Based on the above analysis, the existing accelerators have the problem of low versatility and inability to adapt to changing neural network structures. This application aims to propose a configurable general convolutional neural network that uses different scales of storage and computing resources for different network structures. Network to achieve excellent throughput and energy efficiency ratio indicators.

Summary of the invention

The purpose of the present invention is to provide a configurable general convolutional neural network accelerator in view of the above-mentioned background technology deficiencies. By configuring the network parameters, the acceleration of the convolutional neural network structure of various scales is realized, aiming at the neural network of different structures. Adopting different data multiplexing modes and adopting highly parallelized processing units to obtain higher computing throughput under the condition of using less resources, which solves the problem that the existing hardware accelerators cannot adapt to the application requirements of the changeable neural network structure. The hardware accelerator faces the technical problem that the acceleration effect of the changed network structure is not ideal.

The present invention adopts the following technical solutions to achieve the above-mentioned purpose of the invention:

A configurable general convolutional neural network accelerator, including: state controller, feature map buffer, weight buffer, register stack, PE array, output buffer, functional module and AXI4 bus interface.
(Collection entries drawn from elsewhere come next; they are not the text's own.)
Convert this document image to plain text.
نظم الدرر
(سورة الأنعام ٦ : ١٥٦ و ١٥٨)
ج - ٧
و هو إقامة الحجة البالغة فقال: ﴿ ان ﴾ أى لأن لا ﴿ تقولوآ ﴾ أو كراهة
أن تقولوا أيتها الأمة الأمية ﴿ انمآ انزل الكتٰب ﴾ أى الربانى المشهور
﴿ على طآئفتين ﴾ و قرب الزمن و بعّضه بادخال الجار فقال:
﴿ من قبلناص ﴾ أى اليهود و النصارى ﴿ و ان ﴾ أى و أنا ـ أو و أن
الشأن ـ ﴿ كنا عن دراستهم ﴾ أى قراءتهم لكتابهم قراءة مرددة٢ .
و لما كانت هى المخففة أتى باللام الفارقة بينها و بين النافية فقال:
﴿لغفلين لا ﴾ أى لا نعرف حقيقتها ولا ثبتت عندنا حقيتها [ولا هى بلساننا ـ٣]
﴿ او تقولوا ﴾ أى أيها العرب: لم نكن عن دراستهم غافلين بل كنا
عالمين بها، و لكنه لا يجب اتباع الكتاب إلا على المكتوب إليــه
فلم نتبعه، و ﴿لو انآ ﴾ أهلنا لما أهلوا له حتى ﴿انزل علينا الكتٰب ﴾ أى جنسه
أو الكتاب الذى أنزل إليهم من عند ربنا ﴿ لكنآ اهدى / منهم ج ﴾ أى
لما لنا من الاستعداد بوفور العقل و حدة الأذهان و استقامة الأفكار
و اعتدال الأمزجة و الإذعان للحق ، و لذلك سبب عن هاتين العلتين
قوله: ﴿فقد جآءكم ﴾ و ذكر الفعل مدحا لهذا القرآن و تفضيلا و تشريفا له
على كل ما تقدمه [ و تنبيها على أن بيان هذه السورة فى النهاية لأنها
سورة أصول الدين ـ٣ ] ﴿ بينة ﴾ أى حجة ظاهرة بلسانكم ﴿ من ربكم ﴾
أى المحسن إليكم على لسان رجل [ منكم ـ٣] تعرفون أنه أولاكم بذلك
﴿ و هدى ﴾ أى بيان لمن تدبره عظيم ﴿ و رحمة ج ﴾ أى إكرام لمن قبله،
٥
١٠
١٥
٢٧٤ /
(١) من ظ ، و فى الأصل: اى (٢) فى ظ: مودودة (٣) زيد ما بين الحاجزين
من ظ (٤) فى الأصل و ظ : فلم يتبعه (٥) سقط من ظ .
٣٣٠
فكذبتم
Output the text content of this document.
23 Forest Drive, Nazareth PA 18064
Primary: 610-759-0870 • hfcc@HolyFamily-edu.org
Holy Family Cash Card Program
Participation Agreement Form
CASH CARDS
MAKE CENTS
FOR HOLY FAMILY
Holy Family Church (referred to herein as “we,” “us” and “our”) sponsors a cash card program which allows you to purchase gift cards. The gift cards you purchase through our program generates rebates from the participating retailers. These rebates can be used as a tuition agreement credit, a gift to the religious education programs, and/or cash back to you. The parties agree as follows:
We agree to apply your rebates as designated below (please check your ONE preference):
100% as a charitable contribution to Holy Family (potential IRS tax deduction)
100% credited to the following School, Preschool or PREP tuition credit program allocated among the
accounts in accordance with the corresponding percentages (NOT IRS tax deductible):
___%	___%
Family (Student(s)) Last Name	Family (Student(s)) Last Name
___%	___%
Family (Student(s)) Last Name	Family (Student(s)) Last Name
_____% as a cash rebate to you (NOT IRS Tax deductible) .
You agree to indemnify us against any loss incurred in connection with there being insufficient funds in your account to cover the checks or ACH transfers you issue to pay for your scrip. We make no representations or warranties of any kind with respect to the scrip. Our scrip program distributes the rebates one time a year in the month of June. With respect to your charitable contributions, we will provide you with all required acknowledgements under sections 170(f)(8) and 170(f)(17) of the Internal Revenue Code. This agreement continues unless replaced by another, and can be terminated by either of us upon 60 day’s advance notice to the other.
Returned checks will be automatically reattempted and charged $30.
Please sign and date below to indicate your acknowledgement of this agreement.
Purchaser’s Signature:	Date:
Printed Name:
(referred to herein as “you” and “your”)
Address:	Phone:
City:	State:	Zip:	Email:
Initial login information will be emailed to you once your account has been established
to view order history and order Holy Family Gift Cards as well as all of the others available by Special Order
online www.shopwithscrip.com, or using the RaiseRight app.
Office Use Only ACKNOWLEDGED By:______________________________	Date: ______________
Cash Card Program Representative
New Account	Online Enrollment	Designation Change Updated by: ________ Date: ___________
The state controller selects the accelerator data reuse mode and state transition sequence according to the network parameters and controls the switching of the accelerator working state; the characteristic map buffer area is used to buffer the characteristic map data read from the external memory through the AXI4 bus interface, and before the calculation starts , The feature map data required for a convolution calculation is stored in the register stack; the weight buffer area is used to cache the weight data read from the external memory through the AXI4 bus interface, and after the calculation is started, the weight data is directly input to Each PE unit; the register stack is used to cache the feature map data required for a calculation, and the feature map data in the register stack is gradually updated after the calculation is started; the PE array is used to read the feature map data in the register stack and the weight buffer area and Weight data, and store the convolution calculation result in the output buffer area; the output buffer area is used to store the convolution calculation result, and the calculation result is sent to the function module after the calculation is completed; the function module is used to complete the convolution after adding paranoia , BN calculation, RELU calculation, average pooling and maximum pooling operations, and the final calculation results are packaged and sent to the external memory through the AXI4 bus interface.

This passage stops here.